Urinalysis, contrast X-rays, ultrasound imaging, and biopsies are some of the diagnostics that may be performed.

If the prostate is enlarged or has polyps, cysts, or tumors, an ultrasound can assist.Because it is impossible to establish whether the tumor is malignant without a biopsy of the rectal wall, veterinarians frequently do one.This assists them in determining whether the tumor is malignant and what type of cancer it is.

X-rays can be used to determine whether the cancer has spread to other parts of the body.


Treatment :

Surgery to remove the prostate gland may be a successful and possibly curative therapy option for dogs with the disease.It’s risky, though, and only possible if the cancer hasn’t spread to other parts of the body.

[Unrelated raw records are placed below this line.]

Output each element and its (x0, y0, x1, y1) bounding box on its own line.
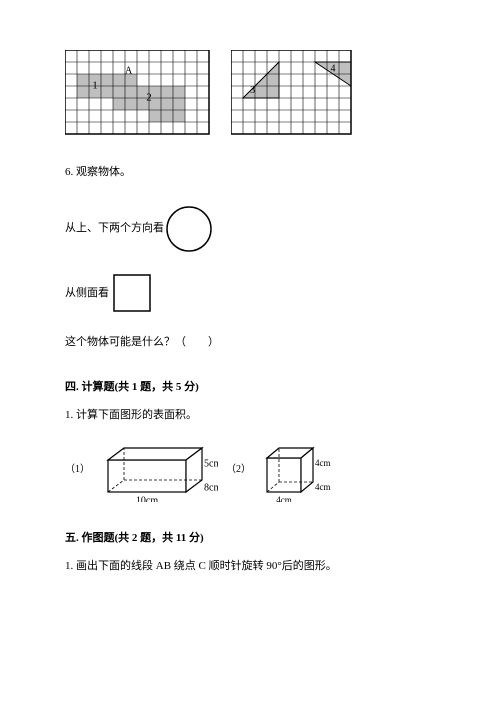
q6-title: 6. 观察物体。 (65, 164, 435, 182)
q6-view-top-front-row: 从上、下两个方向看 (65, 204, 435, 254)
svg-text:8cm: 8cm (204, 483, 218, 494)
svg-text:4cm: 4cm (315, 482, 331, 492)
section5-heading: 五. 作图题(共 2 题，共 11 分) (65, 530, 435, 548)
svg-text:4cm: 4cm (276, 495, 292, 502)
solids-row: （1） 10cm 8cm 5cm （2） 4cm 4cm 4cm (65, 438, 435, 502)
circle-shape (164, 204, 214, 254)
section4-heading: 四. 计算题(共 1 题，共 5 分) (65, 379, 435, 397)
svg-text:5cm: 5cm (204, 459, 218, 470)
q6-view-side-label: 从侧面看 (65, 285, 109, 303)
svg-text:3: 3 (250, 85, 255, 96)
worksheet-page: A12 34 6. 观察物体。 从上、下两个方向看 从侧面看 这个物体可能是什么… (0, 0, 500, 707)
grid-right: 34 (231, 50, 353, 136)
svg-text:2: 2 (146, 92, 152, 104)
svg-text:4cm: 4cm (315, 458, 331, 468)
svg-text:A: A (125, 65, 133, 76)
svg-text:10cm: 10cm (136, 496, 158, 503)
svg-text:1: 1 (92, 80, 98, 92)
section4-q1: 1. 计算下面图形的表面积。 (65, 407, 435, 425)
cube-figure: 4cm 4cm 4cm (259, 438, 337, 502)
q6-view-top-front-label: 从上、下两个方向看 (65, 220, 164, 238)
grids-row: A12 34 (65, 50, 435, 136)
q6-view-side-row: 从侧面看 (65, 272, 435, 316)
solid1-label: （1） (65, 462, 90, 478)
cuboid-figure: 10cm 8cm 5cm (98, 438, 218, 502)
section5-q1: 1. 画出下面的线段 AB 绕点 C 顺时针旋转 90°后的图形。 (65, 558, 435, 576)
square-shape (111, 272, 155, 316)
svg-text:4: 4 (331, 63, 336, 74)
grid-left: A 1 2 (65, 50, 211, 136)
solid2-label: （2） (226, 462, 251, 478)
q6-question: 这个物体可能是什么？（ ） (65, 334, 435, 352)
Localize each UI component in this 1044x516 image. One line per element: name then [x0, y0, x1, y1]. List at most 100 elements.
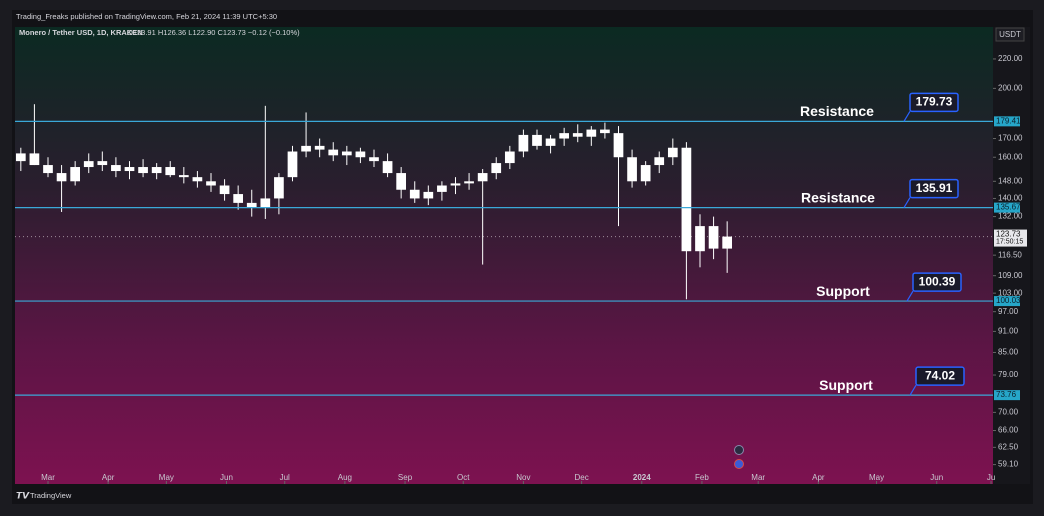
y-tick-label: 170.00	[998, 134, 1023, 143]
candle-body	[138, 167, 148, 174]
x-tick-label: Ju	[987, 473, 995, 482]
level-name: Support	[819, 377, 873, 393]
y-tick-label: 70.00	[998, 407, 1019, 416]
candle-body	[328, 149, 339, 156]
axis-level-box	[994, 116, 1020, 127]
axis-level-box	[994, 390, 1020, 401]
leader	[906, 290, 914, 302]
candle-body	[464, 181, 474, 184]
candle-body	[450, 183, 461, 186]
candle-body	[559, 133, 570, 139]
candle-body	[260, 198, 271, 208]
candle-body	[246, 202, 257, 208]
candle-body	[437, 185, 447, 192]
candle-body	[722, 236, 733, 249]
candle-body	[627, 157, 637, 182]
y-tick-label: 109.00	[998, 271, 1023, 280]
candle-body	[124, 167, 135, 172]
candle-body	[708, 226, 719, 249]
axis-level-box	[994, 296, 1020, 307]
axis-level-label: 135.67	[996, 203, 1021, 212]
y-tick-label: 132.00	[998, 212, 1023, 221]
candle-body	[301, 145, 311, 152]
ohlc: O123.91 H126.36 L122.90 C123.73 −0.12 (−…	[127, 28, 300, 37]
x-tick-label: Jun	[220, 473, 233, 482]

The cancer metastasizes quickly, so most dogs aren’t candidates for surgery.In most cases, neutering is ineffective in the treatment of the disease.

A combination of NSAIDs, chemotherapy, and radiation therapy is the most common and effective treatment for prostate cancer in dogs.This can add 20 months to a person’s life expectancy.

For dogs with prostate cancer, surgery to remove the prostate gland may be a successful and perhaps curative treatment option.However, it is dangerous and only achievable if the cancer has not progressed to other parts of the body.

Because the disease spreads quickly, most dogs aren’t surgical candidates.Neutering is usually ineffective in the treatment of the disease.

The most common and effective treatment for prostate cancer in dogs is a combination of NSAIDs, chemotherapy, and radiation therapy.This can increase a person’s life expectancy by 20 months.